There were instances in the past where veteran leaders believing themselves indispensable in public life put up candidacy for Parliament at age 65 or 70 and were displaced by 'roosters' in their first bids for the legislature, for instance in Mwanza back in 1990 when Paschal Mabiti floored Ambassador Paul Bomani. There was also a recent case where ex-CCM vice chairman John Malecela lost to a youthful aspirant at Mtera.

In a different context, there was a spirited rally in the 2010 nomination race in Mwanga constituency where retired top leaders Cleopa Msuya and his close associate Peter Kisumo canvassed against the re-election of Prof. Jumanne Maghembe, who trounced the duo resoundingly.

From then on the two are effectively retired instead of leading by remote control, and occupy advisory or elderly positions, with Kisumo as chairman of the CCM board of trustees, and Msuya as board chairman of TBL, definitely out of day to day politics. It is in this manner that generational renewal and a democratic ethos, which means the voice of the people and not of indispensable leaders, is heard and orients collective destiny.

The manner in which Frederick Sumaye has failed his long announced political comeback is symbolic for institutionalisation of democracy and helps to assuage fears that money is now capturing the reins of democracy, since this indicates once again that supposedly rich retired or retiring leaders cannot orient public imagination by guise and deception.

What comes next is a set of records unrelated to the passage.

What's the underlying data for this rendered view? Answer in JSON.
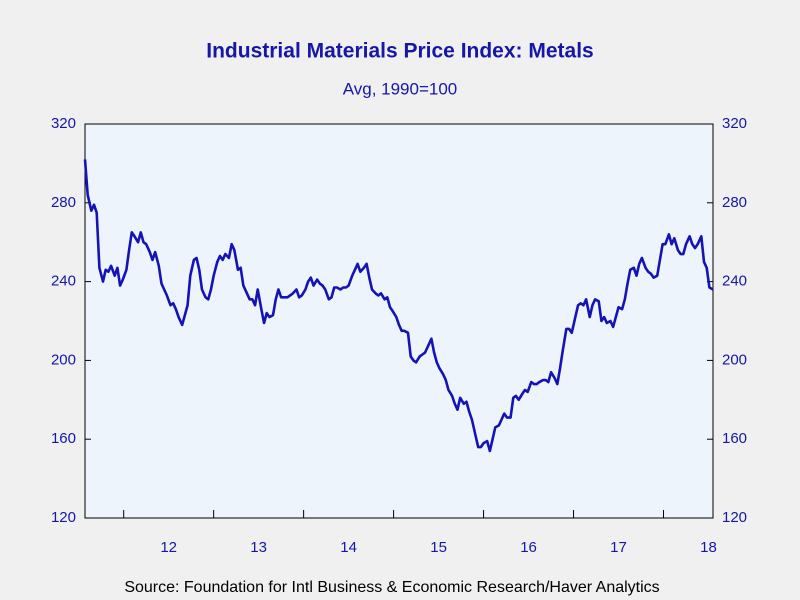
{
  "chart_data": {
    "type": "line",
    "title": "Industrial Materials Price Index: Metals",
    "subtitle": "Avg, 1990=100",
    "source": "Source:  Foundation for Intl Business & Economic Research/Haver Analytics",
    "xlim": [
      2011.57,
      2018.55
    ],
    "xticks": [
      2012,
      2013,
      2014,
      2015,
      2016,
      2017,
      2018
    ],
    "xtick_labels": [
      {
        "value": 2012.5,
        "label": "12"
      },
      {
        "value": 2013.5,
        "label": "13"
      },
      {
        "value": 2014.5,
        "label": "14"
      },
      {
        "value": 2015.5,
        "label": "15"
      },
      {
        "value": 2016.5,
        "label": "16"
      },
      {
        "value": 2017.5,
        "label": "17"
      },
      {
        "value": 2018.5,
        "label": "18"
      }
    ],
    "ylim": [
      120,
      320
    ],
    "yticks": [
      120,
      160,
      200,
      240,
      280,
      320
    ],
    "y2lim": [
      120,
      320
    ],
    "y2ticks": [
      120,
      160,
      200,
      240,
      280,
      320
    ],
    "x": [
      2011.57,
      2011.6,
      2011.64,
      2011.67,
      2011.7,
      2011.73,
      2011.77,
      2011.8,
      2011.83,
      2011.86,
      2011.9,
      2011.93,
      2011.96,
      2011.99,
      2012.03,
      2012.06,
      2012.09,
      2012.12,
      2012.16,
      2012.19,
      2012.22,
      2012.25,
      2012.29,
      2012.32,
      2012.35,
      2012.39,
      2012.42,
      2012.45,
      2012.48,
      2012.52,
      2012.55,
      2012.58,
      2012.61,
      2012.65,
      2012.68,
      2012.71,
      2012.74,
      2012.78,
      2012.81,
      2012.84,
      2012.87,
      2012.91,
      2012.94,
      2012.97,
      2013.0,
      2013.04,
      2013.07,
      2013.1,
      2013.13,
      2013.17,
      2013.2,
      2013.23,
      2013.27,
      2013.3,
      2013.33,
      2013.36,
      2013.4,
      2013.43,
      2013.46,
      2013.49,
      2013.53,
      2013.56,
      2013.59,
      2013.62,
      2013.66,
      2013.69,
      2013.72,
      2013.75,
      2013.79,
      2013.82,
      2013.85,
      2013.88,
      2013.92,
      2013.95,
      2013.98,
      2014.02,
      2014.05,
      2014.08,
      2014.11,
      2014.15,
      2014.18,
      2014.21,
      2014.24,
      2014.28,
      2014.31,
      2014.34,
      2014.37,
      2014.41,
      2014.44,
      2014.47,
      2014.5,
      2014.54,
      2014.57,
      2014.6,
      2014.63,
      2014.67,
      2014.7,
      2014.73,
      2014.76,
      2014.8,
      2014.83,
      2014.86,
      2014.9,
      2014.93,
      2014.96,
      2014.99,
      2015.03,
      2015.06,
      2015.09,
      2015.12,
      2015.16,
      2015.19,
      2015.22,
      2015.25,
      2015.29,
      2015.32,
      2015.35,
      2015.38,
      2015.42,
      2015.45,
      2015.48,
      2015.51,
      2015.55,
      2015.58,
      2015.61,
      2015.65,
      2015.68,
      2015.71,
      2015.74,
      2015.78,
      2015.81,
      2015.84,
      2015.87,
      2015.91,
      2015.94,
      2015.97,
      2016.0,
      2016.04,
      2016.07,
      2016.1,
      2016.13,
      2016.17,
      2016.2,
      2016.23,
      2016.26,
      2016.3,
      2016.33,
      2016.36,
      2016.39,
      2016.43,
      2016.46,
      2016.49,
      2016.53,
      2016.56,
      2016.59,
      2016.62,
      2016.66,
      2016.69,
      2016.72,
      2016.75,
      2016.79,
      2016.82,
      2016.85,
      2016.88,
      2016.92,
      2016.95,
      2016.98,
      2017.01,
      2017.05,
      2017.08,
      2017.11,
      2017.14,
      2017.18,
      2017.21,
      2017.24,
      2017.28,
      2017.31,
      2017.34,
      2017.37,
      2017.41,
      2017.44,
      2017.47,
      2017.5,
      2017.54,
      2017.57,
      2017.6,
      2017.63,
      2017.67,
      2017.7,
      2017.73,
      2017.76,
      2017.8,
      2017.83,
      2017.86,
      2017.89,
      2017.93,
      2017.96,
      2017.99,
      2018.02,
      2018.06,
      2018.09,
      2018.12,
      2018.16,
      2018.19,
      2018.22,
      2018.25,
      2018.29,
      2018.32,
      2018.35,
      2018.38,
      2018.42,
      2018.45,
      2018.48,
      2018.51,
      2018.55
    ],
    "series": [
      {
        "name": "Metals",
        "color": "#1414b4",
        "values": [
          302,
          284,
          276,
          279,
          275,
          247,
          240,
          246,
          245,
          248,
          243,
          247,
          238,
          241,
          246,
          256,
          265,
          263,
          260,
          265,
          260,
          259,
          255,
          251,
          255,
          248,
          239,
          236,
          233,
          228,
          229,
          226,
          222,
          218,
          223,
          228,
          243,
          251,
          252,
          246,
          236,
          232,
          231,
          236,
          243,
          250,
          253,
          251,
          254,
          252,
          259,
          256,
          246,
          247,
          238,
          235,
          231,
          231,
          228,
          236,
          226,
          219,
          224,
          222,
          223,
          231,
          236,
          232,
          232,
          232,
          233,
          234,
          236,
          232,
          233,
          236,
          240,
          242,
          238,
          241,
          239,
          238,
          236,
          231,
          232,
          237,
          237,
          236,
          237,
          237,
          238,
          243,
          246,
          249,
          245,
          247,
          249,
          242,
          236,
          234,
          233,
          234,
          231,
          232,
          227,
          225,
          222,
          218,
          215,
          215,
          214,
          202,
          200,
          199,
          202,
          203,
          204,
          207,
          211,
          204,
          199,
          196,
          193,
          190,
          185,
          182,
          178,
          175,
          181,
          178,
          179,
          174,
          170,
          162,
          156,
          156,
          158,
          159,
          154,
          160,
          166,
          167,
          170,
          173,
          171,
          171,
          181,
          182,
          180,
          183,
          185,
          184,
          189,
          188,
          188,
          189,
          190,
          190,
          189,
          194,
          191,
          188,
          196,
          205,
          216,
          216,
          214,
          220,
          228,
          229,
          228,
          231,
          222,
          228,
          231,
          230,
          220,
          222,
          219,
          220,
          217,
          222,
          227,
          226,
          231,
          239,
          246,
          247,
          243,
          249,
          252,
          247,
          245,
          244,
          242,
          243,
          251,
          259,
          259,
          264,
          259,
          262,
          256,
          254,
          254,
          259,
          263,
          259,
          257,
          259,
          263,
          250,
          247,
          237,
          236
        ]
      }
    ]
  }
}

That would be the case if the CCM fabric was torn asunder and opportunist politics of ethnicity (like that absurd Republic of Northern Tanzania blurted out earlier this year) or militant born again pro-Sultan thinking drove the public into the arms of protectors, instead of electing leaders by merit and inspiration. A leader is someone who wishes to contribute, not to rest.

At the same time there were indications that CCM is not altogether short of breath as has for a while been feared, when the leading opposition party, Chadema, lost its treasured Mwanza mayoral seat, and faces an uphill battle in its twin municipality of Ilemela, where Chadema rebels stopped the polling by court injunction.

CCM publicity chief Nape Nnauye must have donned his best suit for the day, when he handily read out the riot act to Chadema secretary general Dr Wilibrod Slaa, first for having prophesied that CCM was on its deathbed for failing to axe from leadership suspects of supposed grand corruption, and then went on to lose the Mwanza seat. Nnauye felt confident to explain why Chadema lost the poll.

There is one truism Chadema leaders may have started to realise in the wake of the Mwanza debacle following the prolonged fatigue in Arusha mayoral polls early last year.

It is in sum that there is clear dissonance or discord between its frontal opposition at the national level and interaction at the local level. The national leadership seeks of its cadres the sort of vehement anti-establishment outlook that is partially in resonance with its insurrectionist youthful cadre, but out touch with local interaction.

When a party is organised on an insurrectionist basis, with militants likely to be called out at short notice for a demonstration or conduct bordering on violence or chashing with the police, democratic institutions at the local level are compromised.

In many areas what counts in local polls is not which party one represents but whether one is trusted by peers, fellow elders elected into the municipal or district council, and whose votes a party candidate is seeking.

They trust a person for his civic outlook and not for his party following, while Chadema national leaders privilege all out war with CCM, thus placing their local organizations on the wrong foot; they face rebellions, they expel cadres, lose seats.